Director of Boston College’s Global Leadership Institute Robert Mauro, who died on Oct. 31 at age 46, strove to strengthen ties between academic leaders in Ireland, Northern Ireland, and Boston throughout his career.
But above all, he was a family man, according to his sister-in-law Helen Pyke.
“I think everyone knows the amount of passion and energy and thoughtfulness he put into his work, but I don’t know if people understand that it’s probably tenfold of that that he put into his family,” Pyke said.
When Mauro came to BC in 2011, he joined as director of the Irish Institute—which would later become the Global Leadership Institute. The institute often held conferences and seminars for leaders from Ireland and Northern Ireland, fostering conversations surrounding international relations and peace, according to a BC release.
Mike Cronin, the academic director of BC Ireland, interviewed Mauro when he first applied to the University.
“He came across as very professional, very thoughtful, [and] very intelligent,” Cronin said. “He’s somebody who’s very kind of in tune with the kind of political landscape here, and how Ireland works.”
From interviewing political members involved in the Good Friday Agreement of 1998 to helping establish the BC Ireland Business Council, Mauro’s career was full of impactful achievements, Cronin said.
“Bob was incredibly professional, incredibly hard working,” he said. “He never sat still. … And I think that was his real strength, just connecting and building across things that interest him.”
Cronin said one of Mauro’s largest strengths was connecting with people and organizations.
“Bob was usually working by himself, but I mean, he was a linchpin for making all those kinds of organizations happen and work,” Cronin said. “[He was] very good at personal connection, very good at keeping up with people and keeping in touch with people.”
Mauro moved quietly and humbly through the academic world, Cronin said, never drawing attention to himself.
“He wasn’t very in-your-face,” Cronin said. “He wasn’t some big flamboyant person, making noise for the sake of making noise. … He had that kind of mannerism, kind of quietly moving through the world, really kind of building on those personal relationships.”
Robert Savage, a BC history professor, worked alongside Mauro within the Irish Studies program.

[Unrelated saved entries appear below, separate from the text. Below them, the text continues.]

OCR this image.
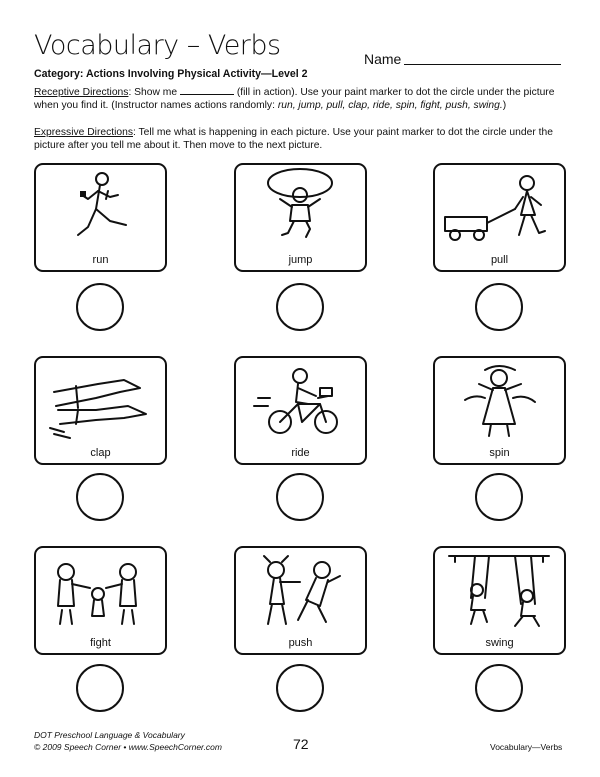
Vocabulary – Verbs	Name
Category: Actions Involving Physical Activity—Level 2
Receptive Directions: Show me	(fill in action). Use your paint marker to dot the circle under the picture when you find it. (Instructor names actions randomly: run, jump, pull, clap, ride, spin, fight, push, swing.)
Expressive Directions: Tell me what is happening in each picture. Use your paint marker to dot the circle under the picture after you tell me about it. Then move to the next picture.
run	jump	pull
clap	ride	spin
fight	push	swing
DOT Preschool Language & Vocabulary
© 2009 Speech Corner • www.SpeechCorner.com	72	Vocabulary—Verbs
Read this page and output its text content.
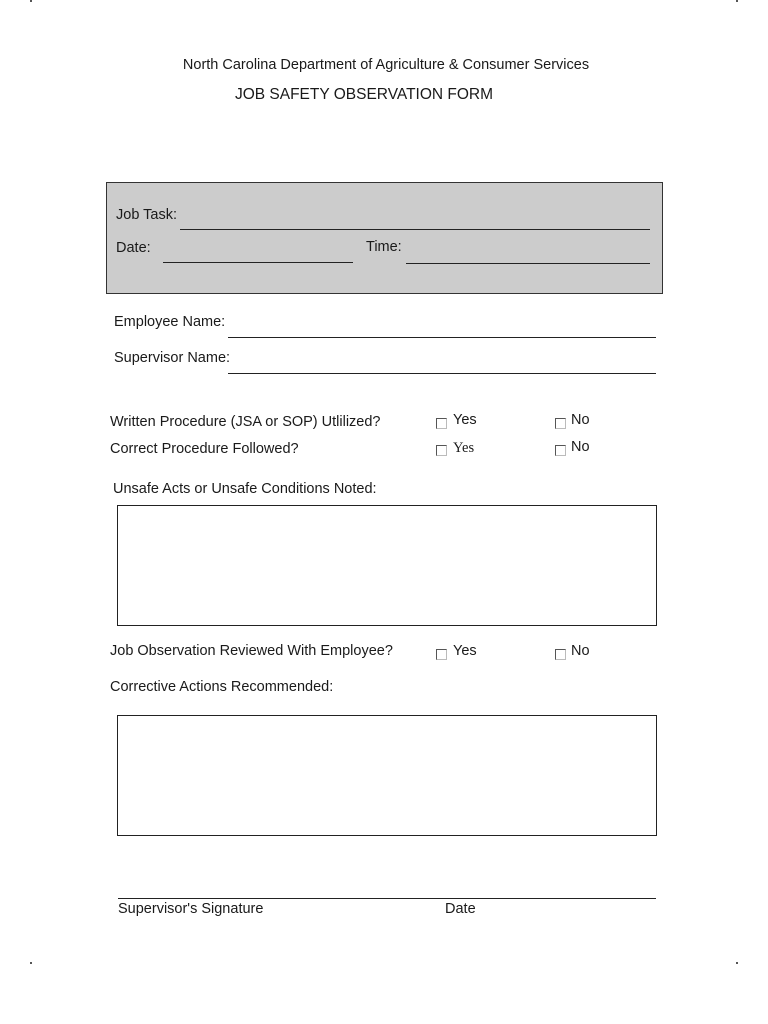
North Carolina Department of Agriculture & Consumer Services
JOB SAFETY OBSERVATION FORM
Job Task:
Date:	Time:
Employee Name:
Supervisor Name:
Written Procedure (JSA or SOP) Utlilized?	Yes	No
Correct Procedure Followed?	Yes	No
Unsafe Acts or Unsafe Conditions Noted:
Job Observation Reviewed With Employee?	Yes	No
Corrective Actions Recommended:
Supervisor's Signature	Date
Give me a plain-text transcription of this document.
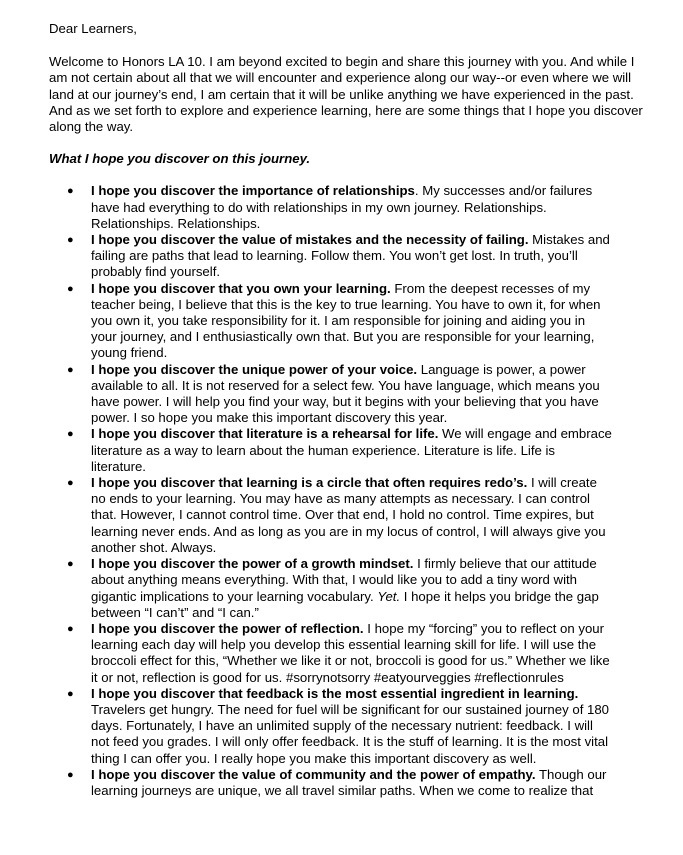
Dear Learners,

Welcome to Honors LA 10. I am beyond excited to begin and share this journey with you. And while I am not certain about all that we will encounter and experience along our way--or even where we will land at our journey’s end, I am certain that it will be unlike anything we have experienced in the past. And as we set forth to explore and experience learning, here are some things that I hope you discover along the way.

What I hope you discover on this journey.

● I hope you discover the importance of relationships. My successes and/or failures have had everything to do with relationships in my own journey. Relationships. Relationships. Relationships.
● I hope you discover the value of mistakes and the necessity of failing. Mistakes and failing are paths that lead to learning. Follow them. You won’t get lost. In truth, you’ll probably find yourself.
● I hope you discover that you own your learning. From the deepest recesses of my teacher being, I believe that this is the key to true learning. You have to own it, for when you own it, you take responsibility for it. I am responsible for joining and aiding you in your journey, and I enthusiastically own that. But you are responsible for your learning, young friend.
● I hope you discover the unique power of your voice. Language is power, a power available to all. It is not reserved for a select few. You have language, which means you have power. I will help you find your way, but it begins with your believing that you have power. I so hope you make this important discovery this year.
● I hope you discover that literature is a rehearsal for life. We will engage and embrace literature as a way to learn about the human experience. Literature is life. Life is literature.
● I hope you discover that learning is a circle that often requires redo’s. I will create no ends to your learning. You may have as many attempts as necessary. I can control that. However, I cannot control time. Over that end, I hold no control. Time expires, but learning never ends. And as long as you are in my locus of control, I will always give you another shot. Always.
● I hope you discover the power of a growth mindset. I firmly believe that our attitude about anything means everything. With that, I would like you to add a tiny word with gigantic implications to your learning vocabulary. Yet. I hope it helps you bridge the gap between “I can’t” and “I can.”
● I hope you discover the power of reflection. I hope my “forcing” you to reflect on your learning each day will help you develop this essential learning skill for life. I will use the broccoli effect for this, “Whether we like it or not, broccoli is good for us.” Whether we like it or not, reflection is good for us. #sorrynotsorry #eatyourveggies #reflectionrules
● I hope you discover that feedback is the most essential ingredient in learning. Travelers get hungry. The need for fuel will be significant for our sustained journey of 180 days. Fortunately, I have an unlimited supply of the necessary nutrient: feedback. I will not feed you grades. I will only offer feedback. It is the stuff of learning. It is the most vital thing I can offer you. I really hope you make this important discovery as well.
● I hope you discover the value of community and the power of empathy. Though our learning journeys are unique, we all travel similar paths. When we come to realize that
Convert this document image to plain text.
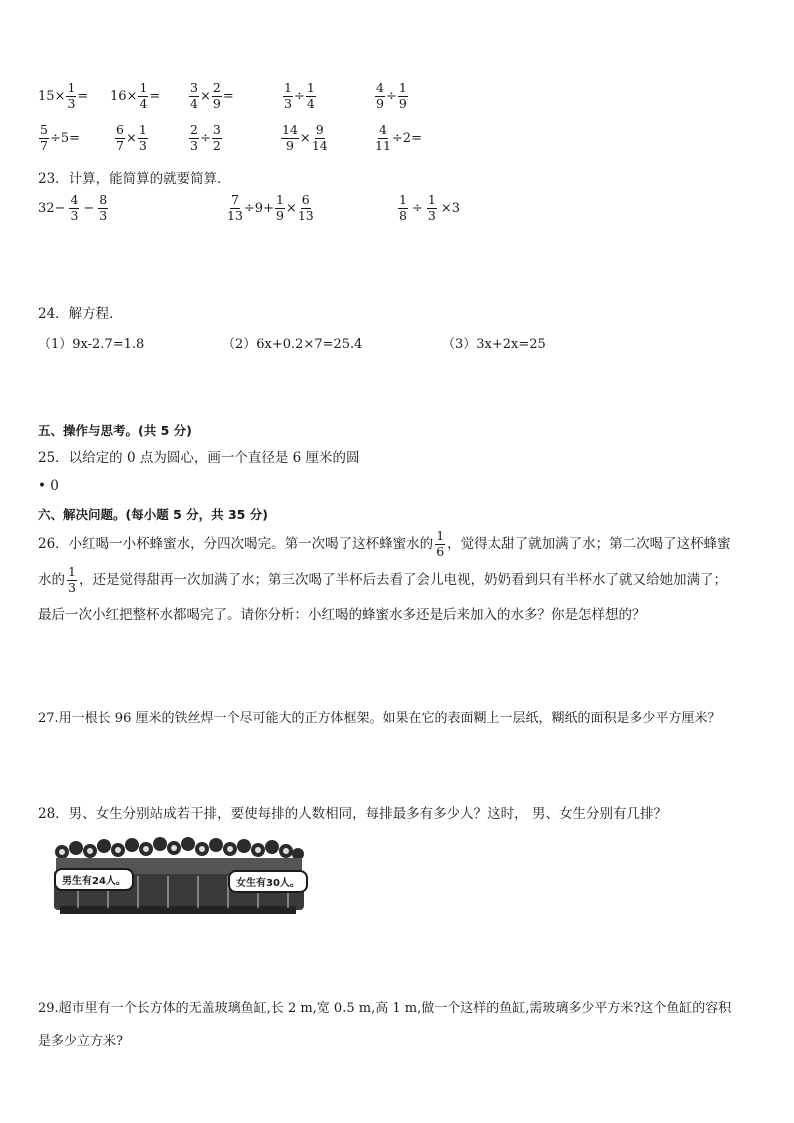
$15\times \frac{1}{3} = 16\times \frac{1}{4} = \frac{3}{4} \times \frac{2}{9}$ =	$\frac{1}{3} \div \frac{1}{4}$	$\frac{4}{9} \div \frac{1}{9}$
$\frac{5}{7} \div 5=$	$\frac{6}{7} \times \frac{1}{3}$	$\frac{2}{3} \div \frac{3}{2}$	$\frac{14}{9} \times \frac{9}{14}$	$\frac{4}{11} \div 2=$
23．计算，能简算的就要简算．
$32- \frac{4}{3} - \frac{8}{3}$	$\frac{7}{13} \div 9+ \frac{1}{9} \times \frac{6}{13}$	$\frac{1}{8} \div \frac{1}{3} \times 3$
24．解方程．
（1）9x-2.7=1.8	（2）6x+0.2×7=25.4	（3）3x+2x=25
五、操作与思考。(共 5 分)
25．以给定的 0 点为圆心，画一个直径是 6 厘米的圆
• 0
六、解决问题。(每小题 5 分，共 35 分)
26．小红喝一小杯蜂蜜水，分四次喝完。第一次喝了这杯蜂蜜水的 $\frac{1}{6}$ ，觉得太甜了就加满了水；第二次喝了这杯蜂蜜
水的 $\frac{1}{3}$ ，还是觉得甜再一次加满了水；第三次喝了半杯后去看了会儿电视，奶奶看到只有半杯水了就又给她加满了；
最后一次小红把整杯水都喝完了。请你分析：小红喝的蜂蜜水多还是后来加入的水多？你是怎样想的？
27.用一根长 96 厘米的铁丝焊一个尽可能大的正方体框架。如果在它的表面糊上一层纸，糊纸的面积是多少平方厘米？
28．男、女生分别站成若干排，要使每排的人数相同，每排最多有多少人？这时， 男、女生分别有几排？
男生有24人。	女生有30人。
29.超市里有一个长方体的无盖玻璃鱼缸,长 2 m,宽 0.5 m,高 1 m,做一个这样的鱼缸,需玻璃多少平方米?这个鱼缸的容积
是多少立方米?
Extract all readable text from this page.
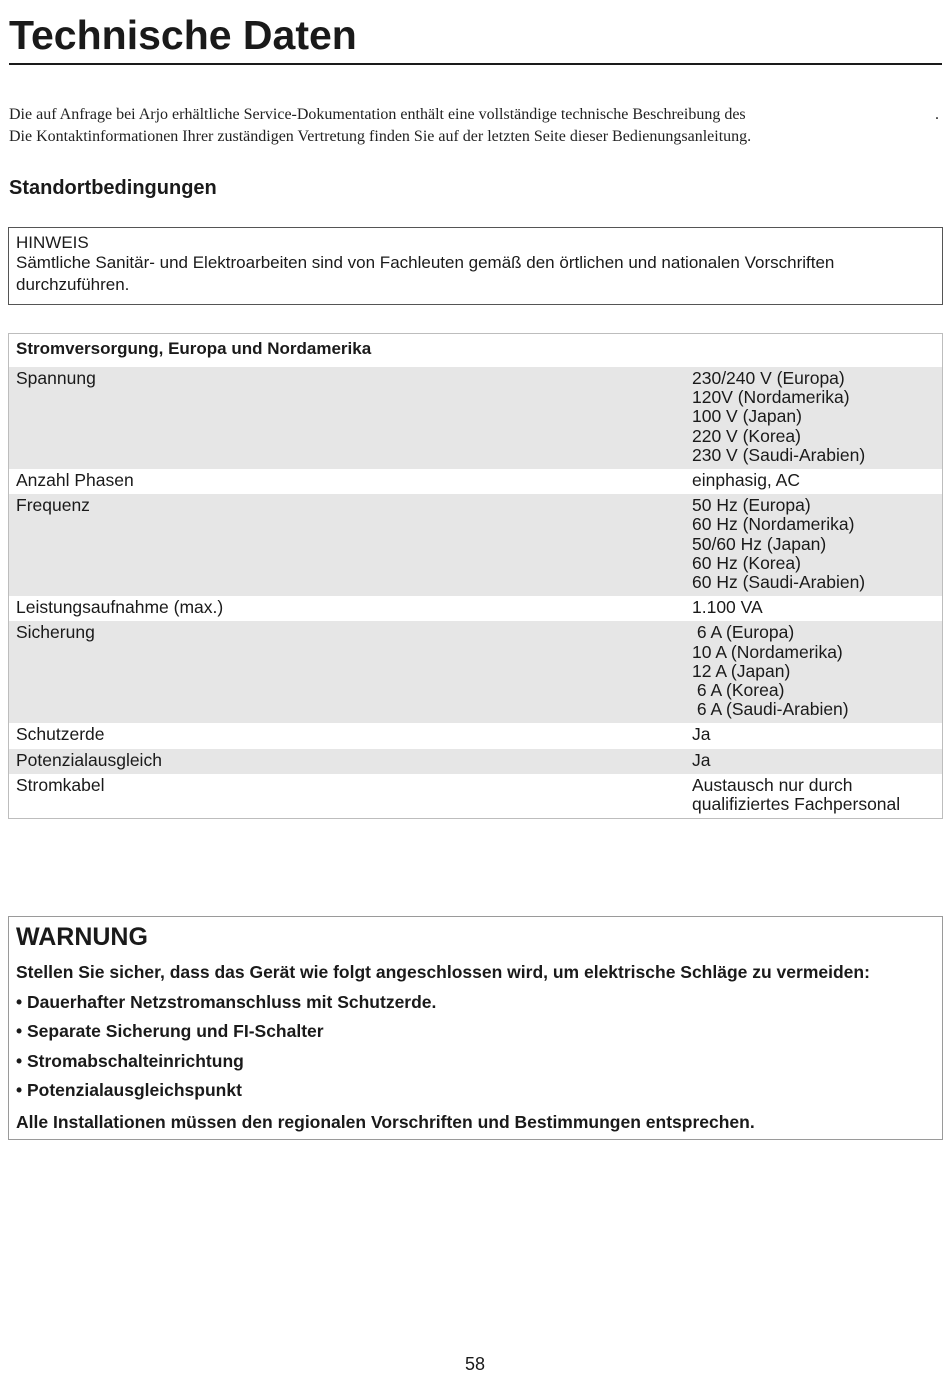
Technische Daten
Die auf Anfrage bei Arjo erhältliche Service-Dokumentation enthält eine vollständige technische Beschreibung des	.
Die Kontaktinformationen Ihrer zuständigen Vertretung finden Sie auf der letzten Seite dieser Bedienungsanleitung.
Standortbedingungen
HINWEIS
Sämtliche Sanitär- und Elektroarbeiten sind von Fachleuten gemäß den örtlichen und nationalen Vorschriften durchzuführen.
Stromversorgung, Europa und Nordamerika
Spannung	230/240 V (Europa)
120V (Nordamerika)
100 V (Japan)
220 V (Korea)
230 V (Saudi-Arabien)
Anzahl Phasen	einphasig, AC
Frequenz	50 Hz (Europa)
60 Hz (Nordamerika)
50/60 Hz (Japan)
60 Hz (Korea)
60 Hz (Saudi-Arabien)
Leistungsaufnahme (max.)	1.100 VA
Sicherung	6 A (Europa)
10 A (Nordamerika)
12 A (Japan)
6 A (Korea)
6 A (Saudi-Arabien)
Schutzerde	Ja
Potenzialausgleich	Ja
Stromkabel	Austausch nur durch
qualifiziertes Fachpersonal
WARNUNG
Stellen Sie sicher, dass das Gerät wie folgt angeschlossen wird, um elektrische Schläge zu vermeiden:
• Dauerhafter Netzstromanschluss mit Schutzerde.
• Separate Sicherung und FI-Schalter
• Stromabschalteinrichtung
• Potenzialausgleichspunkt
Alle Installationen müssen den regionalen Vorschriften und Bestimmungen entsprechen.
58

“He worked really hard,” Savage said. “That’s something that I think should be underscored that he worked really hard to try and see that the University would be understood in Ireland and the U.K. as a place where people could come and speak freely.”
Mauro was especially talented at convening groups of people with different beliefs and perspectives, according to Savage.
“That’s what he was all about—trying to bring people together from, you know, a variety of backgrounds, whether they be unionists and nationalists in Northern Ireland or business people here in the U.S.,” he said.
Pyke, whose family is from Ireland, met Mauro almost 23 years ago when he and her sister Barbara started dating. She said he fit into the family immediately.
“We were a pretty rambunctious family, I think, and I remember him coming into the family,” Pyke said. “He definitely settled in pretty quickly and very quickly became a firm part of the family.”
Mauro and Barabara eventually married, and the pair have two daughters, Dara and Tess. From Little League to camping and fishing, Mauro always made sure his daughters had pack-full weekends, according to Pyke.
“As much as he traveled and was working his ass off for the college and for what he was trying to build, he was always there for the girls,” Pyke said. “He was always invested in not only their futures but giving them as much as he could.”
Laura Britto, Mauro’s sister, said that he always put his family first, frequently traveling with his wife and kids and embracing his role as the house “grill master.”
“He succeeded in his academics and made significant contributions to his work, but I’m most proud of him for creating a loving family,” Britto said. “I always knew he would make a wonderful father due to his unwavering involvement and kindness. His love for Dara and Tess was undoubtedly seen through his actions and words.”
Britto said she will always remember the small moments she shared with her brother.
“I will also always remember the small things including – knocking on our adjoining bedroom walls to say goodnight, renting Star Wars on VHS, eating falafel on Thayer Street and listening to They Might Be Giants while he drove us around in an old standard Rabbit,” she wrote.
The impact of Mauro’s work will leave a lasting legacy at BC and beyond, Cronin said.
“Most of us don’t leave a legacy on our work,” Cronin said. “It’s just kind of what we do. Where I think Bob, genuinely … it’s really a legacy [of] what he’s done for Irish relationships—North and South—but also Irish relationships with the U.S., particularly in the Boston area.”
Though he will be remembered by many for his outstanding career achievements, Pyke said his family will also remember him for his light-hearted sense of humor.
“What we knew was much more that he was playful,” Pyke said. “He had one of the best laughs. I can just remember his head in his hands uncontrollably giggling.”